I settled on a 3L Pony cylinder in a Beaver protective draw-string bag, which attached easily to my main cylinder, and I sat it at the Right side of my Stab Jacket, moving my weights round a little to the Left on the belt to compensate for the additional pony cylinder weight on that side. I had agonised over which reg to buy, I knew the R190 would do on the pony, if I needed the pony, chances were I was on my way back to the surface, the R190 would still do in that role, I was comfy with that…. But which reg to go for, there were a few I could afford and it took me a couple of trips, and some long conversations with divers back at TIDSAC, before I finally settled on the Spiro Arctic, an environmentally sealed reg which boasted it was good for any water temperature I was likely to come across in the UK and probably many a lot worse
I needed to take one more step too, and ditch the semi-dry-suit! I had picked up a trapped nerve in my neck whilst in Croatia, one of those freak injuries that I’d have never believed possible if someone else had described it…..I was looking under the hood of a Bedford 4T truck, standard troop transport of the day, and turned my head …..something went crack and a bolt of lightening slammed my neck ……. I have never felt pain like it, and I couldn’t move my head, it was stuck…..this was bollocks wtf was going on? It turned out to be simple, I’d trapped a nerve, it would work its way out and in typical Army style I got Two “fcuk off” tablets (Paracodol) and a “goodbye” from the medics of 24 Field Ambulance…it would take nearly another month before the Americans arrived in Pleso, by which time I was self-medicating on Heineken just to get to sleep….and it was beginning to show.
The Yanks had a look, their Medic Captain said yep….trapped nerve, it’ll free up.…. eventually… but luckily for me the “orderly” a US Army corporal held me back after his Captain had lost interest…..I can’t offer you this “officially” because its not recognised military practice, but I am a chiropractor back in the US and if you give me 5 minutes I can help….What had I got to loose? I hadn’t slept much for a month, I was constantly half-cut and still in agony so I said, go for it! He said trust me….breathe out and this will hurt….my neck was snapped to the Right and I nearly passed out, you could hear the pistol shot “crack” as my neck reached its limit………and now the other way….and you have to relax even though you know what’s coming…….Crack, a pistol shot in my Left ear……. and he smiled at me…..and told me to get up off the trolley….I did and I could have kissed the ugly bastard….. I could move my neck, I could move my head….and the pain had gone, just like that…..gone….I was elated and promised they guy any amount of beer he could drink, whenever he wanted, and it turned out he was tee-total….result! I had to go easy on the neck for a week or so, and do exercises he showed me to strengthen the area, and he warned me it could come back any time, especially if it got cold! And so it was time to buy a dry-suit, or to give up diving as, during the very first dive after I had got over the injury I could feel the nagging pain from my Neck to my shoulder….and I knew what that meant……

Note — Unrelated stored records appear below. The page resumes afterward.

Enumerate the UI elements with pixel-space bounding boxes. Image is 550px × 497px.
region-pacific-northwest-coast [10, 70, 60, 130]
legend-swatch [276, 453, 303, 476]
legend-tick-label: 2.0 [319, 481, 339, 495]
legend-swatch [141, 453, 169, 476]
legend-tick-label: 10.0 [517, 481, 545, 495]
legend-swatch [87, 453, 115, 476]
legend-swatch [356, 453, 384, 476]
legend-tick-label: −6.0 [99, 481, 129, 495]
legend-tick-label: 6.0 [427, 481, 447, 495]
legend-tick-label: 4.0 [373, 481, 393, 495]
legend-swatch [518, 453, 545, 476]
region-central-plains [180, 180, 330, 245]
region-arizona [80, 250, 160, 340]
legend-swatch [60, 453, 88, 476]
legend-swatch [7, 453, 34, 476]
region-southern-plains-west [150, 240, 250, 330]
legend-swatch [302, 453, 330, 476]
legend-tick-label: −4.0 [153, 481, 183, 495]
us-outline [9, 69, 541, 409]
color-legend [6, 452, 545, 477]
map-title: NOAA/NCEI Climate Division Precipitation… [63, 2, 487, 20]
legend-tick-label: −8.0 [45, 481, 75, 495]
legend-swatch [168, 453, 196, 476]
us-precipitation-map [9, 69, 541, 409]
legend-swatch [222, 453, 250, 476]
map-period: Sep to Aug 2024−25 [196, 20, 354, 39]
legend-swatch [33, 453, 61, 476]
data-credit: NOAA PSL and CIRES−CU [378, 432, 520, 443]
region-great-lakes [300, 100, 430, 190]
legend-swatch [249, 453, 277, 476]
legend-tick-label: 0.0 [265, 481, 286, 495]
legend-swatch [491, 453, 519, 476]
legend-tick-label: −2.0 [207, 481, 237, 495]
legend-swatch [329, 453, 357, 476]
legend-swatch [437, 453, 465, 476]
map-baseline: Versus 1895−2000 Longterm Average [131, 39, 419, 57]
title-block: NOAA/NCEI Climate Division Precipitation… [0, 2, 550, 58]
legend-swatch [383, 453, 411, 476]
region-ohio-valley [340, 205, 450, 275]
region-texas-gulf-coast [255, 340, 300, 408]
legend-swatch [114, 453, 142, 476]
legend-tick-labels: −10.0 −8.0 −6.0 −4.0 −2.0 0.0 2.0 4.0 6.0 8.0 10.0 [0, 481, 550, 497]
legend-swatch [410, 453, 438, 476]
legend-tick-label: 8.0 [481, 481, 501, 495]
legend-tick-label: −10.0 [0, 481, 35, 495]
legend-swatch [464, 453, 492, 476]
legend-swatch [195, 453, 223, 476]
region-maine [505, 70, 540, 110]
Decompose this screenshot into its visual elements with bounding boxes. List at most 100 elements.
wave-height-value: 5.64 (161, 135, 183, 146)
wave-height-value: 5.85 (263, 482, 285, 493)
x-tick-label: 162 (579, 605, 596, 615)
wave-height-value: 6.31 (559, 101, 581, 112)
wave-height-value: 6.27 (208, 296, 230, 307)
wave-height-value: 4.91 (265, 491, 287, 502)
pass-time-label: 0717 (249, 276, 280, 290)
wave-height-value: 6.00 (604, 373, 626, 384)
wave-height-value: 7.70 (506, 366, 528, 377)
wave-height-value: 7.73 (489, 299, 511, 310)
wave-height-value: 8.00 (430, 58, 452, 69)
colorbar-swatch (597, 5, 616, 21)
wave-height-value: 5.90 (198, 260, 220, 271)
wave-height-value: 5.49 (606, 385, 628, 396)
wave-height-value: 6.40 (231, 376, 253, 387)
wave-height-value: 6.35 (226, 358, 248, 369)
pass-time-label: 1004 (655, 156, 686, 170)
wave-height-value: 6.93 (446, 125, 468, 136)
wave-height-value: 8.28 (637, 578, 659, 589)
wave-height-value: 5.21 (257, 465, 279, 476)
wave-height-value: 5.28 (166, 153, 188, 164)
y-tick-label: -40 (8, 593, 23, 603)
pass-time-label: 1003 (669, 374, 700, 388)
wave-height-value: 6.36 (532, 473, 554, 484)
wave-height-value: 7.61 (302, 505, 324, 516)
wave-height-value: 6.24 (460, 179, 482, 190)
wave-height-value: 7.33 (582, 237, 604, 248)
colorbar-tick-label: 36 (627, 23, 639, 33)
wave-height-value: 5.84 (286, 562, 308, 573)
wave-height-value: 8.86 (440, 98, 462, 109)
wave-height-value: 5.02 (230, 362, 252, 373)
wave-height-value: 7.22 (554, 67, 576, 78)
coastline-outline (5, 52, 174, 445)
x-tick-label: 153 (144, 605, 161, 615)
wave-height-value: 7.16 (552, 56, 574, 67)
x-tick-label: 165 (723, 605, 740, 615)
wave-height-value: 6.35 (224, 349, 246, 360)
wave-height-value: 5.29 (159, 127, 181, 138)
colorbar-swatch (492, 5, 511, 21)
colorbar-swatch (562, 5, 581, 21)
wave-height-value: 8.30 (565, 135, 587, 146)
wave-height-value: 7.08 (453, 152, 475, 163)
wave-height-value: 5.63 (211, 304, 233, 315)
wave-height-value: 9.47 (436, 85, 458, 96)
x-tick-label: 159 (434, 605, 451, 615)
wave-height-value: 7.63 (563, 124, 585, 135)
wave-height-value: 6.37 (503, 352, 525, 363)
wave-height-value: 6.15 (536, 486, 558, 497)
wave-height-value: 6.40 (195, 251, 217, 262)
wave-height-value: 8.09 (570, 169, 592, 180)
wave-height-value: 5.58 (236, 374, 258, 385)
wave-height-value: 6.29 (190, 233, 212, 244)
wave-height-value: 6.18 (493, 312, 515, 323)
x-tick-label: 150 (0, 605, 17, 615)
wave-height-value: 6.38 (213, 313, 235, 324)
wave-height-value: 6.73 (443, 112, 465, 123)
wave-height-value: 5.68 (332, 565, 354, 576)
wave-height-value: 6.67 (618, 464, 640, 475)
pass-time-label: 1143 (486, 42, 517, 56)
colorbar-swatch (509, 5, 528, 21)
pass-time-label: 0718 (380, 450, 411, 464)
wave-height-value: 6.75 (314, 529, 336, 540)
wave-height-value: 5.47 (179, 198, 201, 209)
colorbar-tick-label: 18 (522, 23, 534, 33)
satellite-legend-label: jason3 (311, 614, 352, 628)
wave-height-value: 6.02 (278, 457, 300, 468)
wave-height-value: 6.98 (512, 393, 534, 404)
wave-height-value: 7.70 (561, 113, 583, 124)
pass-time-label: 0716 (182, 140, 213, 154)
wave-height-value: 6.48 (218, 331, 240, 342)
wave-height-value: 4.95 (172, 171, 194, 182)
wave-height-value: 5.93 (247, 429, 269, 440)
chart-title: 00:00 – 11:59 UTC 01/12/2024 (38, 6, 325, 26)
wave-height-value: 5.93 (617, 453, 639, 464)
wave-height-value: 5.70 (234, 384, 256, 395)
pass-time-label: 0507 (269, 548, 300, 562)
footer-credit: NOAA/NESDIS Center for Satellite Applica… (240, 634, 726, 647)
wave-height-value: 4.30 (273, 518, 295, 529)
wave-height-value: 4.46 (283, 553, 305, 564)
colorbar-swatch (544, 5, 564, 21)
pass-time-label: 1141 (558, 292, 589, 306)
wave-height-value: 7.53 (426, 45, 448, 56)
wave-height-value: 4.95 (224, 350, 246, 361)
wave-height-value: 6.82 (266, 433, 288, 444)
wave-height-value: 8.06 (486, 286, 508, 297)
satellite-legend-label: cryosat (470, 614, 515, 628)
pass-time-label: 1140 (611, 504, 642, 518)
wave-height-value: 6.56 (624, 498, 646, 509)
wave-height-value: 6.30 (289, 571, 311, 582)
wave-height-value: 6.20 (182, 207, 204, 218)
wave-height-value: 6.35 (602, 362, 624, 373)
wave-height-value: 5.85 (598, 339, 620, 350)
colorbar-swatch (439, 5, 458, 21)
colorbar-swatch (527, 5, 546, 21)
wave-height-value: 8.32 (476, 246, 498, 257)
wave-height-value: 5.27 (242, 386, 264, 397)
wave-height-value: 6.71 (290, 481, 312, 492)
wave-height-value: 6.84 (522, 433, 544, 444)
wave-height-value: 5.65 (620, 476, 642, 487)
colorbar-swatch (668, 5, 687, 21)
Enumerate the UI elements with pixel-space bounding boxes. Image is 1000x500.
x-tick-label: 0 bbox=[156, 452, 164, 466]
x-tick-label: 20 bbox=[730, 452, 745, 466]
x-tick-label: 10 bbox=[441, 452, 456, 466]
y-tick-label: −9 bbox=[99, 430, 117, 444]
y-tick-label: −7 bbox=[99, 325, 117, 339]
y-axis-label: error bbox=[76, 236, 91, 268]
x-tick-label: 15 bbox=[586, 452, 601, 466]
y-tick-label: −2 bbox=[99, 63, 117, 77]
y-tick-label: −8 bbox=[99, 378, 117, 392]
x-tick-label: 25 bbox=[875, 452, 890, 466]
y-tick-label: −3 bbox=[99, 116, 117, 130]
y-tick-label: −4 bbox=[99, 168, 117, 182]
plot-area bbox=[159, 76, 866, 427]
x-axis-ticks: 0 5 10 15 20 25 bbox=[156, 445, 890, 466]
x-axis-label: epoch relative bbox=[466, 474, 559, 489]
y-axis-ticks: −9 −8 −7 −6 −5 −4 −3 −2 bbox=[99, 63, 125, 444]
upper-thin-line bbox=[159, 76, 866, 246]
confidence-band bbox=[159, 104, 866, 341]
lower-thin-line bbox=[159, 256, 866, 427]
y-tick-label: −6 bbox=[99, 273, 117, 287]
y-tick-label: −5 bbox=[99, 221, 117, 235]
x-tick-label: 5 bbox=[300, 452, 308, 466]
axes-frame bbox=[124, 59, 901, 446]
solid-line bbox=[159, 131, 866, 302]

So now I would lose the semi-dry suit in favour of a DMS Bravo 5mm Neoprene dry-suit. Seeing as I was back from Blue-Water diving, and once again in UK temperatures the transformation went almost unnoticed, apart from by my bank manager, with the SUUNTO, the new Spiro, the 3L Pony and the DMS I was out just over a Grand….still, I was diving and that meant everything, the money would come back, eventually, and the neck injury didn’t re-surface even in 4′ water, perhaps due to the double layer of 5mm Neoprene neck seal on the suit…..bonus!